Nevertheless, the MIT project is the latest baby step towards useful wireless charging technology. The team now plans to begin building and testing the physical device.

The research was published in the journal Science Advances.

Source: MIT

4 comments
ChairmanLMAO
I invented a device that you mount on a pole above the grave of Nikola Tesla. It picks up the waves from him turning in his grave. It can charge a cellphone in 4 hours. With this new technology announcement I should be able to get enough to power a small motorcycle or even a Tesla Model S in less than 24 hours.
mikewax
if only Tesla were alive today, what a different world it would be.
czechster
Einstein was once asked how it felt to be the smartest man alive.

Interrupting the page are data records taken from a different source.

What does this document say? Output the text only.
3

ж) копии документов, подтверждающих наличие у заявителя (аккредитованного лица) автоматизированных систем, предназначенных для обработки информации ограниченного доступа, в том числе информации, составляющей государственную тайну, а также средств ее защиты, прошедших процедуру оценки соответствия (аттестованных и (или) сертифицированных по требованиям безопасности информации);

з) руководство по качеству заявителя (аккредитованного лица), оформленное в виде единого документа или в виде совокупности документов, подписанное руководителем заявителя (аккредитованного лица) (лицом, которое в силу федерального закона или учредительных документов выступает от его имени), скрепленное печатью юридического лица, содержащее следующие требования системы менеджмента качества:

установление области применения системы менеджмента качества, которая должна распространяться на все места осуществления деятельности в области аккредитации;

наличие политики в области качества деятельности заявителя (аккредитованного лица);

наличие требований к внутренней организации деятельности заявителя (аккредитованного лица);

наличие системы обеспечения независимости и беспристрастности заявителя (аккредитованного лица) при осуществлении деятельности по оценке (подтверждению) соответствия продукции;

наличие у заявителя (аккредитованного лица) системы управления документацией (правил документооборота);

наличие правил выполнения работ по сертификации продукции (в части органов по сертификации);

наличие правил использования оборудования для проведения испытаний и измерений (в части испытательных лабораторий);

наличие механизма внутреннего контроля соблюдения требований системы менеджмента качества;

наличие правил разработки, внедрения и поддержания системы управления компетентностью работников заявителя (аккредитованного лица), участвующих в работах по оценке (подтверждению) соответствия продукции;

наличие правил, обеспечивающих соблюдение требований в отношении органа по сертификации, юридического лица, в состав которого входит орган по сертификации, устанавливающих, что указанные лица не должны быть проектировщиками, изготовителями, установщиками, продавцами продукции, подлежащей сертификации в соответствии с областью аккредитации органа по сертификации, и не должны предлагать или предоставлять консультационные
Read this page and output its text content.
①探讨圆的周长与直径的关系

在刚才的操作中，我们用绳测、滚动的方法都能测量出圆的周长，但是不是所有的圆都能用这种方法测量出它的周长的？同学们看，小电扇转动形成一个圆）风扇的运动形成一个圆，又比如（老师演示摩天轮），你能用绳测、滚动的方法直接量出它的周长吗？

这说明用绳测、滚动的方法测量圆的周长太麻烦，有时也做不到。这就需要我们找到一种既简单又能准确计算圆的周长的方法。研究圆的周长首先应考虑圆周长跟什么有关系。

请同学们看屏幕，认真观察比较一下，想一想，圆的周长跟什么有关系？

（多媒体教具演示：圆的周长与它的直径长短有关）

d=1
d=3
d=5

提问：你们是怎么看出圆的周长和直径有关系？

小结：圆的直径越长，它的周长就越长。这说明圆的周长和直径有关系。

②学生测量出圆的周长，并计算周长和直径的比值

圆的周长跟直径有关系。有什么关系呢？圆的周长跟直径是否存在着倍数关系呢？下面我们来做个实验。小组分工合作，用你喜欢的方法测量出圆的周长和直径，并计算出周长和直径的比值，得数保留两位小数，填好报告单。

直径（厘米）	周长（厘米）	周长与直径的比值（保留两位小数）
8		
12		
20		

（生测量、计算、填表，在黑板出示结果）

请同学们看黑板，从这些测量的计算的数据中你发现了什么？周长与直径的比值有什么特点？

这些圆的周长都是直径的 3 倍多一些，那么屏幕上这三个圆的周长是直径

Einstein’s reply was "I don't know, you'll have to ask Nikola Tesla. It was basically a joke that has been missed by a surprisingly high number of people, however with respect to this article it adds a little twist.
Worzel
Back in the 1950's it was reported that there was a man who lived close the a BBC ''Light Program'' longwave transmitter. He erected a screen of chickenwire, in his attic, and converted the energy it collected to run his house lights on. However, the BBC detected a massive 'hole' or blank spot in their radio reception area, and eventually tracked the source of the problem. I've worked on military transmitter sites, and I know the energy that can be collected by nearby aerials which were not in use.(Ouch!) It should also be possible to use the planets own magnetic field for energy collection, but it's very long wave, which would probably rule out portable devices. I also worked on top of the Rock, of Gibraltar, in a transmitter site, and the static electricity that could build up during an electric storm, was sufficient to light all the fluorescent lamps in the building. The cloud-base of the storm was about 2-3 hundred feet, and the Rock is 1400 feet, so our building was in the middle of the storm. I also experienced a lightning bolt about 6 feet from me, outside the building. That was as close as I wanted to get. I subsequently stayed well away from the walls during storms! I think Tesla understood electricity, like no man, before or since. He could probably 'see' electricity and how it behaved, in his mind. Maybe, with the ''Electric Universe'' theories, that are just budding at present, his understanding will be rediscovered.